Even buprenorphine treatment programs are being chased out of town—at least, if the towns have anything to say about it. This happened to ReVIDA Recovery Centers, which sought to move one facility after a fire destroyed the other one. ReVIDA had wanted to provide continuity of care for patients, but Morristown, Tennessee decided to deny a zoning permit to the program. ReVIDA, which provides medication-assisted treatment with buprenorphine, responded by saying that it would sue.
“Our patients are our first priority,” said CEO Lee Dilworth in a September 25 statement. “The City of Morristown clearly misinterpreted the law. We are asking the court to correct this error. Above all, we want to ensure that our patients in Morristown continue to receive the highest standard of care as they continue on their path to recovery.”

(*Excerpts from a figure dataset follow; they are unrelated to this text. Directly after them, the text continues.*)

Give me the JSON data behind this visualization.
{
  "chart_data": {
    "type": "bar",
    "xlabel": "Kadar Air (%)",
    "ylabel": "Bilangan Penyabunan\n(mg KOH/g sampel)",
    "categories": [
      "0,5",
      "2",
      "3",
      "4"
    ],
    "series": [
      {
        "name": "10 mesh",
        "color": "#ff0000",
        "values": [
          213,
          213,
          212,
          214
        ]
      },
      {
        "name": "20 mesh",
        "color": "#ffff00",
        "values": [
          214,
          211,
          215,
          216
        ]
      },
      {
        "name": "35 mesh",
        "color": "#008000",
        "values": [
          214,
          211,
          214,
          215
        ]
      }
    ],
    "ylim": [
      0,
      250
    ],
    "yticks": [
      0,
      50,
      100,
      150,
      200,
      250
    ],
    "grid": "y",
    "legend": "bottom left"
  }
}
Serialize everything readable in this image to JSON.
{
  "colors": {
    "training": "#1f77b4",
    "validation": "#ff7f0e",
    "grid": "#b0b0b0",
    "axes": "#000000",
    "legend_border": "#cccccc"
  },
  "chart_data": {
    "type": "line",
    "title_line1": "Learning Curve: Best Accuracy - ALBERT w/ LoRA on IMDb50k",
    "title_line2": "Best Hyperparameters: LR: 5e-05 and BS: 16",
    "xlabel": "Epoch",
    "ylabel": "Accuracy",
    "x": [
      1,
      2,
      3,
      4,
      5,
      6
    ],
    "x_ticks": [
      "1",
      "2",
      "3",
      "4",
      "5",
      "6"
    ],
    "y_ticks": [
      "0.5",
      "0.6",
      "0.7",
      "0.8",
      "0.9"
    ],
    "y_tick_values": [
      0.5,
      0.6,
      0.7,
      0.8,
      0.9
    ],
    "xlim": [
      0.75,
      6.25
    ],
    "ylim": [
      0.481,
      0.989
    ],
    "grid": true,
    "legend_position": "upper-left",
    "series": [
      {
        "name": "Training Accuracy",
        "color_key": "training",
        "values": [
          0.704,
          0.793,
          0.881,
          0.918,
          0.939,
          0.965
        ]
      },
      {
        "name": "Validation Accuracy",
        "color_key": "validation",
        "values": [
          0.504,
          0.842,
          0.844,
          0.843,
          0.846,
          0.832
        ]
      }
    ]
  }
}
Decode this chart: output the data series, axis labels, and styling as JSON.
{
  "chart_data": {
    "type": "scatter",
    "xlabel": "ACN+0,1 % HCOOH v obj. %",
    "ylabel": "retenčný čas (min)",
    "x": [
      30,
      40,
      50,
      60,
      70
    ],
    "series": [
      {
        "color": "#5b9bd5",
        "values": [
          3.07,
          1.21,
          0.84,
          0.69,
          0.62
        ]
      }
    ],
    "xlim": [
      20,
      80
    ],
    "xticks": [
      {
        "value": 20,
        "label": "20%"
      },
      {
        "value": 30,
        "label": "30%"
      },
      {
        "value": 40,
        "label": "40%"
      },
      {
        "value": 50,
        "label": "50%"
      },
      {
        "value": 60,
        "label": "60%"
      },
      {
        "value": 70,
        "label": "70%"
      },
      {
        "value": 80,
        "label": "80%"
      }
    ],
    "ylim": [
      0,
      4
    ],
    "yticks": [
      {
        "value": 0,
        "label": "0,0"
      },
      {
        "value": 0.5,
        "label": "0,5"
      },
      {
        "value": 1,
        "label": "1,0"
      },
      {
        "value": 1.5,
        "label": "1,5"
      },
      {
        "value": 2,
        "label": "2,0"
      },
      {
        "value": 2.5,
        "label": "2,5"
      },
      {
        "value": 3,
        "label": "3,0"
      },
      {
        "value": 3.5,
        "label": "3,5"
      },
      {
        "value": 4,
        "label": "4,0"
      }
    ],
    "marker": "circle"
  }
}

ReVIDA is licensed by the Tennessee Department of Mental Health and Substance Abuse Services as a non-residential office-based treatment facility; its physicians are able to write prescriptions for buprenorphine.
Zac Talbott, CMA, Director of Clinical Services for ReVIDA, noted that Morristown has a zoning ordinance specifically for opioid treatment programs (OTPs) (which the town likes to call “methadone clinics”), and applies a different standard to those programs than to treatment programs for other chronic diseases. In this case, the town must have thought ReVIDA was an OTP—it’s not, it just uses buprenorphine. Mr. Talbott doesn’t think the ordinance is legal.
Mr. Talbott, a MAT advocate who attributes his own long-term recovery to methadone treatment, opened Counseling Solutions, an OTP in Georgia, in 2015, then added another in North Carolina. He sold both OTPs to BayMark in 2018. He left BayMark recently (on good terms) and is now at ReVIDA, working tirelessly against the stigma methadone and buprenorphine patients—and their providers—face. He is the incoming president of NAMA-Recovery, and will receive the Robert Lane patient advocate of the year award at AATOD later this month.